İşyerine gittim cumartesi günü işbaşı yaptım. Kaburgalarımın kırık olduğunu işyerine iletmiştim zaten. 15-20 gün seni idare etsinler dedi doktor, düzelirsin dedi. Hatta orada da çalışma dedi. Ağır iş yaptığım için ağrıların olacak dedi 1 yıl. Sonrada zaten iş başı yaptığım gün çıkışımı verdiler. Zaten 1 ay önce ben çıkışımı istemiştim. ”

“Hiçbirine hakkımı helal etmiyorum”

“Hem beni mağdur etmiş oldular. 4 aydır sigortam yok. Evde benden başka çalışan olmadığını bildikleri halde bunu yaptılar.

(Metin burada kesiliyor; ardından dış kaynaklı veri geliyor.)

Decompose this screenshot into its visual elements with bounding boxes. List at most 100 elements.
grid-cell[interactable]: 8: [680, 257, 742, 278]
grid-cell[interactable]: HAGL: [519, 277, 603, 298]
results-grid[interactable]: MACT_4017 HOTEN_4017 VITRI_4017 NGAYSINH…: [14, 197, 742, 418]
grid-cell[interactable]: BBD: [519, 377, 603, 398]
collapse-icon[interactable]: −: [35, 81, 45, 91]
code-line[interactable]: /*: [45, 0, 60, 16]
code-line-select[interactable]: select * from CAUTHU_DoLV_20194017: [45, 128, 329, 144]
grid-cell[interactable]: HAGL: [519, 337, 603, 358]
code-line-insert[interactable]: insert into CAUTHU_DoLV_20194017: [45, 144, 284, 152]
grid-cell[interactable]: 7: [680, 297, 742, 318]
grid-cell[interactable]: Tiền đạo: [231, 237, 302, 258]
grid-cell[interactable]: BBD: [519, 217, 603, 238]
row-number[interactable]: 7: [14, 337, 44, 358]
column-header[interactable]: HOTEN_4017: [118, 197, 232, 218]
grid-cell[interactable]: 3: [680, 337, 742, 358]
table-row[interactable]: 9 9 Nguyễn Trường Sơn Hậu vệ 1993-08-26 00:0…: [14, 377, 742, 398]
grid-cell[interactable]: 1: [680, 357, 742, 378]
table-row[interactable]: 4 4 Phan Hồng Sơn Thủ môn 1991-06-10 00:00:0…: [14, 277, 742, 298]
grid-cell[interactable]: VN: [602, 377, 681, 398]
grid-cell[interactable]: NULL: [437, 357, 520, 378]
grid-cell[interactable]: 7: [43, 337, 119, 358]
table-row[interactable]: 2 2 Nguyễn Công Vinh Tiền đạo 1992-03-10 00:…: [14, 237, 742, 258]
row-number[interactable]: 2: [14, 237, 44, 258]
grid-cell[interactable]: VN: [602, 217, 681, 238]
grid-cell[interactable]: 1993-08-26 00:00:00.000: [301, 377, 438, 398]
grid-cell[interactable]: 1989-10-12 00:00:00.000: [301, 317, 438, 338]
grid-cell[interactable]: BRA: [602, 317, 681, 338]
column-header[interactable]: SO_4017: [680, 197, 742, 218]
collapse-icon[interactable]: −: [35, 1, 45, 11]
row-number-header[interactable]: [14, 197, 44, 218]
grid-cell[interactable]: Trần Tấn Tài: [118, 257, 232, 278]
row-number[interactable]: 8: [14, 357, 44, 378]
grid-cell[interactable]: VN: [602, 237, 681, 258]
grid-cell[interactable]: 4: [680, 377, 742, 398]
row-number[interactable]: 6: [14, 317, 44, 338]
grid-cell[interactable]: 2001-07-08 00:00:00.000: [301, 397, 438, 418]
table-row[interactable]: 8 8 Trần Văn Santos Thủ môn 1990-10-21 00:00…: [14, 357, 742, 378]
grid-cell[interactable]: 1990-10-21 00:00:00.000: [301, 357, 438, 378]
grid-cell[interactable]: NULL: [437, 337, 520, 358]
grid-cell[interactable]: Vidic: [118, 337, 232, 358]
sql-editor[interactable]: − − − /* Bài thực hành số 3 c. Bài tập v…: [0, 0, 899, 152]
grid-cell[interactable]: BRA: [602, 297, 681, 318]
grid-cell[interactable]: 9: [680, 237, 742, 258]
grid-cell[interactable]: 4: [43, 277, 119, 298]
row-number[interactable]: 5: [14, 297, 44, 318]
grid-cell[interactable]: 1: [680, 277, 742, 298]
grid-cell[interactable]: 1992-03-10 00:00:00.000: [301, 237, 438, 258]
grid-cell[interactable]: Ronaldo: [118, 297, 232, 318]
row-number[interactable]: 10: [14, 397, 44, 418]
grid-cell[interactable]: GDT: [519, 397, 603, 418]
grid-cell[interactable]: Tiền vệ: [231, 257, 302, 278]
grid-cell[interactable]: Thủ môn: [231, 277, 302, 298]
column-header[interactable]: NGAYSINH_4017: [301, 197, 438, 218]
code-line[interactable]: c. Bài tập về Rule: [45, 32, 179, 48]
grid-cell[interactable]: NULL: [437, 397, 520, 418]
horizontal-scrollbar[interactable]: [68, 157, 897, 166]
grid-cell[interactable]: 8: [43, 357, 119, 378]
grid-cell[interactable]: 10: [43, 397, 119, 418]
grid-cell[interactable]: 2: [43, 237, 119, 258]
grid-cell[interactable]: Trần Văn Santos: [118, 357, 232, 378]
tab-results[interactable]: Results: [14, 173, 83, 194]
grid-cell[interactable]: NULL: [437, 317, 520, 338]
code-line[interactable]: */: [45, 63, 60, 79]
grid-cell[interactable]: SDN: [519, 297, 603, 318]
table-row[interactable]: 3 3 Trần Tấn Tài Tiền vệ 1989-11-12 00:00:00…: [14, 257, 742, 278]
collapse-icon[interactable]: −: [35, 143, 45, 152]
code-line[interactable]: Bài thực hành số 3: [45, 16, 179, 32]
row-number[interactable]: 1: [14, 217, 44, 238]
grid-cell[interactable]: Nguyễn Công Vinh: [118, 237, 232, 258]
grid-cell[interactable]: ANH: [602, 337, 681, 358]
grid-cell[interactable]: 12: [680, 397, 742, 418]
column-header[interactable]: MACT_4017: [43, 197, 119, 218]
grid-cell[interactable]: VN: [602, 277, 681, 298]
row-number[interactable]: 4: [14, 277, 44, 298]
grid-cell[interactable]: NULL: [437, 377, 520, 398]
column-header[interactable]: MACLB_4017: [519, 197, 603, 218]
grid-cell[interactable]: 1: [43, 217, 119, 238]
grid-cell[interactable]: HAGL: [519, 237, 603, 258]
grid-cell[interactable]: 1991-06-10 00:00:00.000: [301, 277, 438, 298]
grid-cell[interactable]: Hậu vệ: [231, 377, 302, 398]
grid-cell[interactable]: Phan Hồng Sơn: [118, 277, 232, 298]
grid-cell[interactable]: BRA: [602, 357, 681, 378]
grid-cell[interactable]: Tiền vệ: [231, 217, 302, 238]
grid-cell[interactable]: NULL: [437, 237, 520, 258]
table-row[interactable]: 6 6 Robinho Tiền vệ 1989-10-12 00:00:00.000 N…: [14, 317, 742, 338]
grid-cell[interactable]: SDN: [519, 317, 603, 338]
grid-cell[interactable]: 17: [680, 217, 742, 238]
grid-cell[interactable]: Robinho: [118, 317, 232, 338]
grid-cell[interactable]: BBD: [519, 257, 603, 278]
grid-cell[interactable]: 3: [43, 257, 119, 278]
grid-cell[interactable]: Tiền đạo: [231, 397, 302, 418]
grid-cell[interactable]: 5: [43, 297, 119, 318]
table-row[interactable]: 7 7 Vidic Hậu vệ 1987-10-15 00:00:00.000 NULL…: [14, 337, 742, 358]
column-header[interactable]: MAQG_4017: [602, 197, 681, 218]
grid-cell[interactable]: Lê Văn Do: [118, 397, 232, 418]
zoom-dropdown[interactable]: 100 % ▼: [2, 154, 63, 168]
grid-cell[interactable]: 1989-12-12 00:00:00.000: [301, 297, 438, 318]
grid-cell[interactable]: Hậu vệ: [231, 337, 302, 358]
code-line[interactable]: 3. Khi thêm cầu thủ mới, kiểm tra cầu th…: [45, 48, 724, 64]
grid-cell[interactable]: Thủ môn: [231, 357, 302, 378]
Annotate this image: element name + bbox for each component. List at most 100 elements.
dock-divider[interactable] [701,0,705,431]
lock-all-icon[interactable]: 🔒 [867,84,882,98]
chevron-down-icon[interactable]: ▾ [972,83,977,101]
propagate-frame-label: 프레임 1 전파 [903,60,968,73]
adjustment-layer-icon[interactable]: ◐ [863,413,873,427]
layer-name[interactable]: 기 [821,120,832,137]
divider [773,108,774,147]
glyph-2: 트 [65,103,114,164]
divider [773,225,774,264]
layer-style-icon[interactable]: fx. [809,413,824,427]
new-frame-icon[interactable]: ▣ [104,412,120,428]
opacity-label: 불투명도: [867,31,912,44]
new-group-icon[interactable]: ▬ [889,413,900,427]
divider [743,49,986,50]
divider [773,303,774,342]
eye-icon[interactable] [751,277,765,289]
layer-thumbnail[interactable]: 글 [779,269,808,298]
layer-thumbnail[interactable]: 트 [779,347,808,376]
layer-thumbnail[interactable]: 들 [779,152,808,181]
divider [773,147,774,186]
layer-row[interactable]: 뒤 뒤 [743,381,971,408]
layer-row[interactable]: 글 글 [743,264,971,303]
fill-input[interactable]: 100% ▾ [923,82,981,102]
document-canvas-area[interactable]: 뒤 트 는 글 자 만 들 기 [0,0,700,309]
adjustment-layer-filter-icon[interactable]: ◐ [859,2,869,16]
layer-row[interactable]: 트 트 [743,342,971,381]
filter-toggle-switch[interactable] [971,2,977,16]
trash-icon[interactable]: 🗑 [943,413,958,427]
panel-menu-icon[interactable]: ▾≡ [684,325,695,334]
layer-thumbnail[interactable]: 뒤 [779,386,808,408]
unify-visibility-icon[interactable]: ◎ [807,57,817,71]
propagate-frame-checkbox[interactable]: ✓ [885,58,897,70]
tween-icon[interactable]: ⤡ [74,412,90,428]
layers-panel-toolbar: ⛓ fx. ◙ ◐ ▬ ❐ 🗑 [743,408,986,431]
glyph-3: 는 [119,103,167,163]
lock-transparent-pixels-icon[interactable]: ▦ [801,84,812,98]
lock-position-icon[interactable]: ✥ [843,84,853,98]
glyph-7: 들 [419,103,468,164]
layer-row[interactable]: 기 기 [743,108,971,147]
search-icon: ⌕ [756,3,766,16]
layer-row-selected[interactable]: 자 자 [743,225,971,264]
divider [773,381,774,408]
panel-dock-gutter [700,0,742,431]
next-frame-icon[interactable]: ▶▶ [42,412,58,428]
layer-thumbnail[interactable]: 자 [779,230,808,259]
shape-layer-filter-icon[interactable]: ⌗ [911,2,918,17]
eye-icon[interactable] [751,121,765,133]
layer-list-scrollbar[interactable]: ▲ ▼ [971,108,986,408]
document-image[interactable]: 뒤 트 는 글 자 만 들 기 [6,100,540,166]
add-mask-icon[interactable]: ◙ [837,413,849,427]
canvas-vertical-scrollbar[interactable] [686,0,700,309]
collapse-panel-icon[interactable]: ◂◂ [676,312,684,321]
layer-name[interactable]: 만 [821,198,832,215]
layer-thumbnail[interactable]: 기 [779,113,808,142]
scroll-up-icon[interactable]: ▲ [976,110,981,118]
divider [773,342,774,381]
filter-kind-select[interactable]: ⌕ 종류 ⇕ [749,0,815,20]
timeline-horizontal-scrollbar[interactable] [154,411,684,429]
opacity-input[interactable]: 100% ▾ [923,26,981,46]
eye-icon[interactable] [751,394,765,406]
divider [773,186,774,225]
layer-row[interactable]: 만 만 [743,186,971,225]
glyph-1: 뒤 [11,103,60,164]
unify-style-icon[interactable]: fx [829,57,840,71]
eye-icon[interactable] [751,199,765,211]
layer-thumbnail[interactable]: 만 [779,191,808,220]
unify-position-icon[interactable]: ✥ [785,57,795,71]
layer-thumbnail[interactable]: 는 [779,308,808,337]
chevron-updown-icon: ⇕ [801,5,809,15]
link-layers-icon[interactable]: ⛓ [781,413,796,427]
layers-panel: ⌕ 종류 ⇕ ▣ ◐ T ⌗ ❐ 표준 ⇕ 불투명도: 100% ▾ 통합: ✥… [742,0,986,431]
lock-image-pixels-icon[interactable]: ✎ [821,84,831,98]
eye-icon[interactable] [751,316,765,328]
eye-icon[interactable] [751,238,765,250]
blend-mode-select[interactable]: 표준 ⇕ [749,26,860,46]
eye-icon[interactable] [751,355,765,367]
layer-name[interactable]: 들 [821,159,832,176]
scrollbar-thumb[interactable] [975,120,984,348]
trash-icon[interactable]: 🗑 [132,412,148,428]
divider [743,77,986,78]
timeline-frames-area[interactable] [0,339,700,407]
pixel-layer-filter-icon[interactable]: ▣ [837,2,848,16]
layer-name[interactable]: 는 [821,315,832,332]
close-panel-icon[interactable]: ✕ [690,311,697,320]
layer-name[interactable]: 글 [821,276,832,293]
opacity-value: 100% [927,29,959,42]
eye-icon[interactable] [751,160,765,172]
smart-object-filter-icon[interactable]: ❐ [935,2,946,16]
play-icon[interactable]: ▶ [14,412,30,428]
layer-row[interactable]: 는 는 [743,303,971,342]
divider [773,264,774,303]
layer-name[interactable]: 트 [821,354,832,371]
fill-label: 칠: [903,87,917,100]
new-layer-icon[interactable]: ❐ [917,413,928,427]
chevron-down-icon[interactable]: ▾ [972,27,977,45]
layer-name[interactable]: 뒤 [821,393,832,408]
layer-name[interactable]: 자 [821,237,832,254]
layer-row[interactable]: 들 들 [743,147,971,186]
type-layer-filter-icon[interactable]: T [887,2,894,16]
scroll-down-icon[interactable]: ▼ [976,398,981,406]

İşten çıkarma sebepleri de 5 ayda bir sözleşme yapıyorlarmış. Sözleşme feshi yaptılar. Sözleşmemin bitmesine 8 gün kala işten çıkardılar. 3 bin 156 TL ihbar tazminatı verdiler. Onu da ödemiyorlardı 1 ay geçti ben aradım; işçilerin maaşı yattı sizi her yere şikâyet ederim dedim. 1 gün sonra banka hesabıma yatırdılar.

Benim hiçbir isteğim yok. Orada çalışan yöenticilere ve  fabrika sahibine bu dünyada ne de öbür dünyada hakkımı asla helal etmiyorum.”